The data set totally contains 388 instances.

Correctly Classified Instances

281

72.4227 %

Incorrectly Classified Instances

107

27.5773 %

If we observe the above instances, out of 388 instances 281 instances are correctly classified, which is a good sign of result and 107 instances are incorrectly classified.

Results on Resource Pattern

The data set totallycontains 383 instances.

Correctly Classified Instances

297

77.5457%

Incorrectly Classified Instances

86

22.4543%

If we observe the above instances, out of 383 instances 297 instances are correctly classified, which is a good sign of result and 86 instances are incorrectly classified.

According to the results, the email pattern, resource pattern and login pattern are developed and it provides effective user profiles in a department and it avoids the outliers and over fits in a department (Witten, Frank, Hall & Pal, 2017). The user profiles contain login pattern, machine usage pattern, email pattern, File access pattern, print usage pattern and program access pattern. The decision table is successfully determined and evaluates the total number of subsets in the user profiles. This result is able to refine the user profiles by adding a list of words to each pattern preferred by a specific user. Our goal was to integrate the prototype in an already existing personalization system. It could limit the new user effort asked for to another user by getting her to the fun part, while as yet learning data valuable to make great suggestions. We plan to apply data extraction procedures to find data about another user from the discourse she had with the specialist. In addition, we are assessing the likelihood of utilizing ontologies in catching information of user inclination, so as to get profiles that allude unequivocally to ideas of a standard metaphysics, and not only a rundown of words. 

Conclusion

This project successfully developed the profile for each user in a department. The provided data contains, login and access data for all the 20 users in a department. Based on the data, the users’ user profile in a department issuccessfully developed,by using the data mining security techniques.  

References

Bifet, A. (2010). Adaptive stream mining. Amsterdam: IOS Press.

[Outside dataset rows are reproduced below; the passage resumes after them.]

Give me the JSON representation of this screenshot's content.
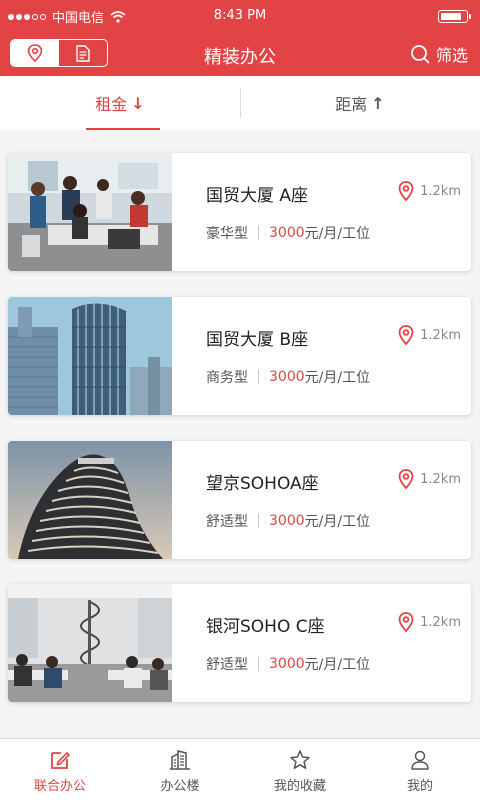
{
  "status": {
    "carrier": "中国电信",
    "time": "8:43 PM"
  },
  "nav": {
    "title": "精装办公",
    "filter_label": "筛选",
    "seg_icons": [
      "location-pin-icon",
      "document-icon"
    ]
  },
  "sort": {
    "tabs": [
      {
        "label": "租金",
        "arrow": "↓"
      },
      {
        "label": "距离",
        "arrow": "↑"
      }
    ]
  },
  "offices": [
    {
      "name": "国贸大厦 A座",
      "distance": "1.2km",
      "type": "豪华型",
      "price": "3000",
      "unit": "元/月/工位"
    },
    {
      "name": "国贸大厦 B座",
      "distance": "1.2km",
      "type": "商务型",
      "price": "3000",
      "unit": "元/月/工位"
    },
    {
      "name": "望京SOHOA座",
      "distance": "1.2km",
      "type": "舒适型",
      "price": "3000",
      "unit": "元/月/工位"
    },
    {
      "name": "银河SOHO C座",
      "distance": "1.2km",
      "type": "舒适型",
      "price": "3000",
      "unit": "元/月/工位"
    }
  ],
  "tabbar": [
    {
      "label": "联合办公",
      "icon": "edit-square-icon"
    },
    {
      "label": "办公楼",
      "icon": "building-icon"
    },
    {
      "label": "我的收藏",
      "icon": "star-icon"
    },
    {
      "label": "我的",
      "icon": "person-icon"
    }
  ],
  "colors": {
    "brand": "#e24446"
  }
}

Bouckaert, R. (2004). Bayesian network classifiers in Weka. Hamilton, N.Z.: Dept. of Computer Science, University of Waikato.

Kaluza, B. (2013). Instant Weka How-to. Birmingham: Packt Publishing.

Stahlbock, R., Crone, S., &Lessmann, S. (2010). Data mining. New York: Springer.

Witten, I., Frank, E., Hall, M., & Pal, C. (2017). Data mining. Amsterdam: Morgan Kaufmann.